While Question Time is very definitely Mentorn’s “blue-chip” calling card, the indie also has form in other genres, with drama hits such as Britz and Endgame and shiny-floor shows such as Sky 1’s Hairspray: The School Musical. However, it is factual programming that fits most closely with Anderson’s interests, and that is forming the bedrock of Mentorn’s business in the economic downturn.
It is, Anderson says, a “double-edged sword”. On the one hand, it is the easiest genre in which to trim budgets without compromising the quality or “mightily” annoying the talent. On the other, it is taking the place of other, more expensive shows broadcasters can no longer afford.

“There are certain slots on certain commercial channels that would ­normally be £700,000 dramas and have now turned into £200,000 factual productions. There are at least two miniseries that we’ve [won commissions for] that would raise eyebrows in normal times.” Unsurprisingly, he won’t name names.

Certainly Mentorn’s subsidiary Folio is doing an impressive trade in “blue light” shows such as BBC1’s Traffic Cops and Five’s Soho Blues - which are quick to make and rate strongly (Motorway Cops attracted 6.5 million viewers on BBC1 in January). Meanwhile, Anderson has masterminded a string of access-based docs on the McCanns’ hunt for Madeleine, for the BBC, Channel 4 and ITV. Proof, surely, that must-have content still wins commissions.

Emma Loach

Both types of programme rely on Mentorn’s ability to secure access. Anderson makes sure he has the right staff to do this (he hired the director, mother of three Emma Loach, to forge a relationship with Kate McCann) but also plays the long game, entering a two-way relationship with his subjects whether calculatingly or by accident. “We’re not a company that goes in and does a programme about someone and then drops them,” he says.

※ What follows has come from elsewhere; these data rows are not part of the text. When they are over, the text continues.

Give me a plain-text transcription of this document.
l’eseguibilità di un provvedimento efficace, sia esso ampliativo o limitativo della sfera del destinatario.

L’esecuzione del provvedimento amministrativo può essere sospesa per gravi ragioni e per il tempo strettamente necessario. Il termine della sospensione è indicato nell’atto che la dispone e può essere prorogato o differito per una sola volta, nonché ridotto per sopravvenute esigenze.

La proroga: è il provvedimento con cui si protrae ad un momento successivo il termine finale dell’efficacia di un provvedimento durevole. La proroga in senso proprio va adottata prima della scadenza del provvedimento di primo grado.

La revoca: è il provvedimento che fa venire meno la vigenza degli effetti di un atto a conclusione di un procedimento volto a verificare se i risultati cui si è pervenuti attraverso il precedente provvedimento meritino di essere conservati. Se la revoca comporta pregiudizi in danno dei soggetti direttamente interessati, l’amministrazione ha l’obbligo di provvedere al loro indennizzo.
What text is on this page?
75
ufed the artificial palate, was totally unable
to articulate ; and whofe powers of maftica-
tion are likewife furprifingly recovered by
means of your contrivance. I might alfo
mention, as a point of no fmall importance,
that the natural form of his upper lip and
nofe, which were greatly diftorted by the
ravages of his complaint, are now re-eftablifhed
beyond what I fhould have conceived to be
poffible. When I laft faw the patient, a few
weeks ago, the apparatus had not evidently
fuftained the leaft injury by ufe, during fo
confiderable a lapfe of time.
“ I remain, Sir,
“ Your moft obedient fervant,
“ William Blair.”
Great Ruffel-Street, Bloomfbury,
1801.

Certainly it’s a strategy that has worked for Anderson - and is paying dividends for Question Time, too. He fishes in his pocket for a quote written by journalist Jeff Jarvis about Google, but that also encapsulates the series’ relationship with its audience. “‘The more you control, the less you will be trusted. The more you hand over control, the more trust you will earn,’” he says. “I think that’s what we do.”